Idę do punktu obsługi - dokumentów z wczoraj już nie ma, bo pracownica się pomyliła. Wypełniamy jeszcze raz, o funkcji zapisz jako też nikt nie pomyślał. Weryfikacja i ZONK - nie mam zdolności kredytowej w Lukas Banku. Moja mama, która mi towarzyszyła, zgodziła się wziąć to na siebie. Udało się, ale nie wezmę kredytu i nie zakończę transakcji bez zabrania skutera ze sklepu, a to na razie niemożliwe.

Podejście czwarte:
Blokada rozpiłowana (:)), skuter stoi jakiś metr dalej niż w ciągu ostatnich moich wizyt w tym przybytku i cały jego bok jest wyraźnie porysowany.
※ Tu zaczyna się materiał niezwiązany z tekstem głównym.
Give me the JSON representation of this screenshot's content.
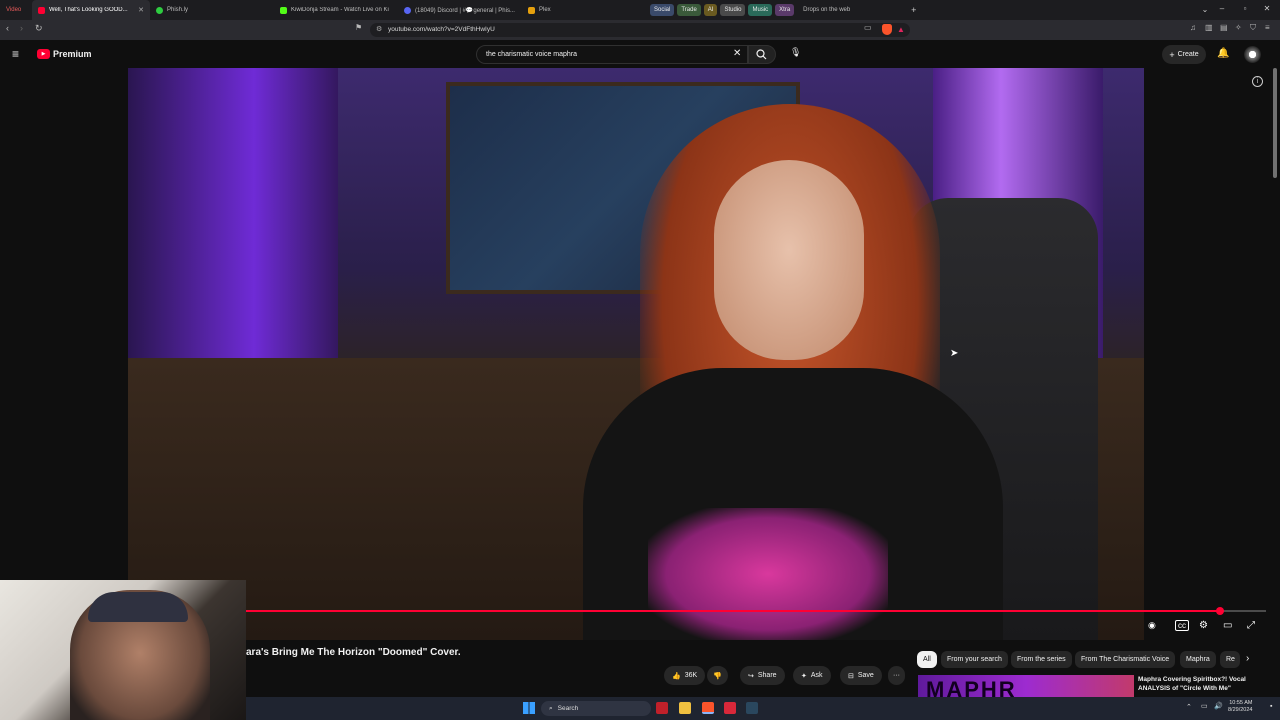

Pewnie w nocy ktoś przejechał ten bok sztaplarką. Pracownik patrzy na rysy, które chyba zrobił wściekły ryś, patrzy na mnie i z pełną powagą zadaje pytanie "To co bierze Pani?"
Szczerze - powinnam już wtedy odpuścić, ale obietnica sprowadzenia nowego skutera z magazynu przekonała mnie do kolejnej wizyty.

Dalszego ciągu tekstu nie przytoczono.